Le scientifique cligna plusieurs fois des paupières, surpris de la tournure de la discussion
:
— Sven… tu ne vas rien comprendre à mes actions et je n’aurais pas le temps, sur le vif, de te former à quoi que ce soit. Je n’ai pas une minute à perdre avec toi qui me surveille comme si je ne savais pas ce que j’étais en train de mettre en place.
— Et tu sais, ce qu’il va subir, le gamin ? Ou t’expérimentes juste un truc trouvé sur un moteur de recherches pour te donner bonne conscience ?
Jedefray serra les dents. Un éclat de répulsion à l’égard de son cadet naquit au creux de son estomac. La bile lui monta à la gorge au point de la brûler par son acidité.

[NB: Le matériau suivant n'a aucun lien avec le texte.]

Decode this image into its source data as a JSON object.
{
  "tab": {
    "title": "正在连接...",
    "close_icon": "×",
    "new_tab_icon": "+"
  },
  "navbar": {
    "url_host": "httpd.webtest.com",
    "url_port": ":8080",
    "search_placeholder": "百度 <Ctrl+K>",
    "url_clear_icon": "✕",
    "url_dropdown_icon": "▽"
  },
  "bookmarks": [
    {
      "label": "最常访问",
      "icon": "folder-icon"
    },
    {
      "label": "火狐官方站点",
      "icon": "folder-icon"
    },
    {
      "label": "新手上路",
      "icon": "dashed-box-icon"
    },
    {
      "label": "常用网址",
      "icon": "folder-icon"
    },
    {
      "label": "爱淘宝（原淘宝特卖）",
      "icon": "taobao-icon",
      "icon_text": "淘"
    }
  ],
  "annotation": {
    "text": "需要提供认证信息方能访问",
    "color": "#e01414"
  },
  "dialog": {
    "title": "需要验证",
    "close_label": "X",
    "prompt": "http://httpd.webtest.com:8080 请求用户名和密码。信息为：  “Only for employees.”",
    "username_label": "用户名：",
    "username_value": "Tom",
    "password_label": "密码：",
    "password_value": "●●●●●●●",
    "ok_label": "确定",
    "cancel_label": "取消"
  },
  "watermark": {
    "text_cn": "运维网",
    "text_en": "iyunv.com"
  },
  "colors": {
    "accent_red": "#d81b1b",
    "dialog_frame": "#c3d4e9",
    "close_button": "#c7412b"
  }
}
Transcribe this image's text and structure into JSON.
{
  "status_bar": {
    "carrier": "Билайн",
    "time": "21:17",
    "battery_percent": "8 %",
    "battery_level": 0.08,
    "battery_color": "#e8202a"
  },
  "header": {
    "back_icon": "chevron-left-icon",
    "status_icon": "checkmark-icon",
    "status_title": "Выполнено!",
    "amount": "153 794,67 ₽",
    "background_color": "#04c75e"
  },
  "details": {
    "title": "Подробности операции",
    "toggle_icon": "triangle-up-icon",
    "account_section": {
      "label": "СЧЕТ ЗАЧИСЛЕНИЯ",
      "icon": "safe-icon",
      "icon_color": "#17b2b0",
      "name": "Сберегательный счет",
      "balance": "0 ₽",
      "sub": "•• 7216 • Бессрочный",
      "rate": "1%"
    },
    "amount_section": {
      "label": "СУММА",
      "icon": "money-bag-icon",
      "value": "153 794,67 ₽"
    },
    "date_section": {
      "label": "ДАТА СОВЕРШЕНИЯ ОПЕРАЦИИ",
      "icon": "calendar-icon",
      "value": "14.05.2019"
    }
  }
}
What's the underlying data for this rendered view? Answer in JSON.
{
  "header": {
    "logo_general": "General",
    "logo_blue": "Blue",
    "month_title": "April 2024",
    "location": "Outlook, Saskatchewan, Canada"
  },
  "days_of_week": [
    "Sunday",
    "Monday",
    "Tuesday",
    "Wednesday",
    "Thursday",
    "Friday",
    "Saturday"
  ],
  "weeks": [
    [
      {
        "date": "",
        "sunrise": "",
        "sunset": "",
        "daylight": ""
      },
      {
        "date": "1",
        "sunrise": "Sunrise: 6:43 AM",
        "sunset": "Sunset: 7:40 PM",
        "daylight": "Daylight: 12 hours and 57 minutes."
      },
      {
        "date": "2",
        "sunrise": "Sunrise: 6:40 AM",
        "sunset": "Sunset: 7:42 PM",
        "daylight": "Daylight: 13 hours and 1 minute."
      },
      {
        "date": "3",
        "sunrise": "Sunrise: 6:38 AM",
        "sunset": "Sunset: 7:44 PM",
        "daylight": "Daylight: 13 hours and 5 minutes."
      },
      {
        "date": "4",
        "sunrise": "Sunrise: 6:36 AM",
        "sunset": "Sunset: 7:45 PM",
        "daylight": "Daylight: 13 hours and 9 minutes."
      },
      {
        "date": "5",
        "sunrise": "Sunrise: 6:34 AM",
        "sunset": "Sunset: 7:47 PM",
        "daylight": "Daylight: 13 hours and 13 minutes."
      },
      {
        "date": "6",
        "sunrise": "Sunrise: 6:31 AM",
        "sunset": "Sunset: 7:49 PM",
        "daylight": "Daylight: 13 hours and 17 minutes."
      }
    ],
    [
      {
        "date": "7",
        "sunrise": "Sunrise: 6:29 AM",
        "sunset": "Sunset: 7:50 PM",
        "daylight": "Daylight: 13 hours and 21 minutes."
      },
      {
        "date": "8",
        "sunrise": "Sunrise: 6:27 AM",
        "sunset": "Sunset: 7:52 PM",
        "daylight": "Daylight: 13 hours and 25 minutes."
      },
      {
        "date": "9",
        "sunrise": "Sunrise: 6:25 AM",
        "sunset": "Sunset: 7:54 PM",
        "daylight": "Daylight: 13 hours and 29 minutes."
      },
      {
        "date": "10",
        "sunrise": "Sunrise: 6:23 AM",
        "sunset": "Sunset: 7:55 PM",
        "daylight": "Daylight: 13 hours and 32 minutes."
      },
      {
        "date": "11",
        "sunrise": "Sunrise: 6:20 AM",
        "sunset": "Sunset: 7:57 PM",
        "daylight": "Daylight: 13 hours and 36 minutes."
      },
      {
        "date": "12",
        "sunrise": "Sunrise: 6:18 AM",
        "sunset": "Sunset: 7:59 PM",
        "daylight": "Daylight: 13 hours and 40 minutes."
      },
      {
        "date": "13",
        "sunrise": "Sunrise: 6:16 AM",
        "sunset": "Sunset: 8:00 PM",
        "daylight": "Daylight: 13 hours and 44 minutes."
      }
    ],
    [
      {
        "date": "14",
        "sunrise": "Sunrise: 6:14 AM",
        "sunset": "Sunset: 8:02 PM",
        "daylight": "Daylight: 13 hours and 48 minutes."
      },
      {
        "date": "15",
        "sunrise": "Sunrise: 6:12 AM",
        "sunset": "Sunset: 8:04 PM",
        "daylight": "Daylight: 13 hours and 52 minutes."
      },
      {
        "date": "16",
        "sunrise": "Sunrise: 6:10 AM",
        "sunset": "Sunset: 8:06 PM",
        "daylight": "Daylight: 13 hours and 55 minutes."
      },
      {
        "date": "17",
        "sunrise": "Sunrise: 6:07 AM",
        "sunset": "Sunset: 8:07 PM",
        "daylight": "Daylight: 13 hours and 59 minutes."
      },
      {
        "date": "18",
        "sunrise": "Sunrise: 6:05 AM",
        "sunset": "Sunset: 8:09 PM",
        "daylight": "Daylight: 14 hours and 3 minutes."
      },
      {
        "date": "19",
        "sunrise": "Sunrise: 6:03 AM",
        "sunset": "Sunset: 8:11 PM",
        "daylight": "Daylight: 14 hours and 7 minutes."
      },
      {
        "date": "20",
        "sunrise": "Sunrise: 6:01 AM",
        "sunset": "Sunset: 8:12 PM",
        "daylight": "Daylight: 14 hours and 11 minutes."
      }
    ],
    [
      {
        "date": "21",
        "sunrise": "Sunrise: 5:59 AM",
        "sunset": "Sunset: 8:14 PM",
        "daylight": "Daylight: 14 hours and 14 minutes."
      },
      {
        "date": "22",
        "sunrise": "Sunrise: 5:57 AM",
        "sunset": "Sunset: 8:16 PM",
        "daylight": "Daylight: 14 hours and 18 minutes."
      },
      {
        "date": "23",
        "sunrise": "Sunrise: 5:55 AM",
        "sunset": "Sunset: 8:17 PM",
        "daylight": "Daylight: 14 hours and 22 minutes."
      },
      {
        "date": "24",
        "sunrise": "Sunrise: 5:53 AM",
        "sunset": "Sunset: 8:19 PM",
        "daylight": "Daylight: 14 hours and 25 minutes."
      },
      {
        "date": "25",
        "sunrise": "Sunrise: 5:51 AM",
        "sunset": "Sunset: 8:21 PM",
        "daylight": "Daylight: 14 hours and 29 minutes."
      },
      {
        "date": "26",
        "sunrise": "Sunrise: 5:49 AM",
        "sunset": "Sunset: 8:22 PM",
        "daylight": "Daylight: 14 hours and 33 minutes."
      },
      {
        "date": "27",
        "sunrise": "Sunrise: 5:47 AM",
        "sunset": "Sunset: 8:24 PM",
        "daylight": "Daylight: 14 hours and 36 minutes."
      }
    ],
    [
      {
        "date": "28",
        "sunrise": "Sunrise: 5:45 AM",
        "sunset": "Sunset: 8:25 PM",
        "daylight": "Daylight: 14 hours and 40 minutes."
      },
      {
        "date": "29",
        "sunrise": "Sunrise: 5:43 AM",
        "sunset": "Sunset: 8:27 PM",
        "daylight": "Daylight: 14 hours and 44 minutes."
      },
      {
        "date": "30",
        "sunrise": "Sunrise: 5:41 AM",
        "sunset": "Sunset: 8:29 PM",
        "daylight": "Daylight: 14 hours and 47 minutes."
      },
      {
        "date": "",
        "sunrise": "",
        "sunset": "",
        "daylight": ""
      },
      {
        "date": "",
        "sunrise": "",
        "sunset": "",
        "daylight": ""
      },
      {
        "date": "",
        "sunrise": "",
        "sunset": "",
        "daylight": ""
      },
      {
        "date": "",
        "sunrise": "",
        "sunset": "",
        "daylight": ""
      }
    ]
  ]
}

— Qu’est-ce que tu crois ? Que je suis aussi débile que toi donc je vais chercher mes sources dans les pires endroits possibles et imaginables ? Tu me débectes.
Sven baissa les yeux. Il passa les mains sur son visage, abattu :
— Je m’oblige à te faire confiance, mais je te jure que c’est de plus en plus compliqué.
Le néon au-dessus de leur tête grésillait avec une intensité palpable. Un vrombissement pénible. Capable de générer une tension étouffante chez les deux hommes. Elle courait sur leur peau. Les électrisait.
— Je ne te demande pas d’être là, cracha l'aîné. Mon fils et moi n’avons pas besoin de toi. Tu t’incrustes, mais qu’est-ce que tu attends, au juste ? Une médaille ?
Sven avait appris depuis des années que la meilleure réponse envers son frère résidait dans la fuite. Chaque mot qu’il proférait lui écrasait l’âme. Un raz-de-marée pour cet homme déjà fragilisé et sans la moindre énergie pour nager à contre-courant. Alors, il sombrait sous le flot des remarques acerbes, de l’ironie, du sarcasme et des constatations passives-agressives de Jedefray. Encore. Toujours. L’angoisse remonta le long de son ventre. Forma une boule compacte dans son oesophage. Ses poumons se comprimèrent, l’air se raréfia. Il changea de position, en vain : les picotements dans ses doigts présagèrent de l’arrivée imminente d’une crise de spasmophilie.
Sven n’avait plus le choix, au vu de la situation. Il se leva d’un bond, se rua vers la porte mécanique. Dans la panique, il chercha, frénétique, son badge dans la poche de sa veste. Il respirait par saccades. Ses doigts tremblaient. Un “bip” sonore retentit : la porte s’ouvrit, mais Sven dût traverser le dédale de couloirs avant d’atteindre le parking souterrain. L’air lui brûla les poumons, il inspira profondément, enfin libre. Libre… pas comme Cole. Des larmes lui piquèrent les yeux. Sven voulut se retenir. Peine perdue. Il tomba à genoux et gémit sa douleur tandis que ses sanglots ruisselaient le long de ses joues.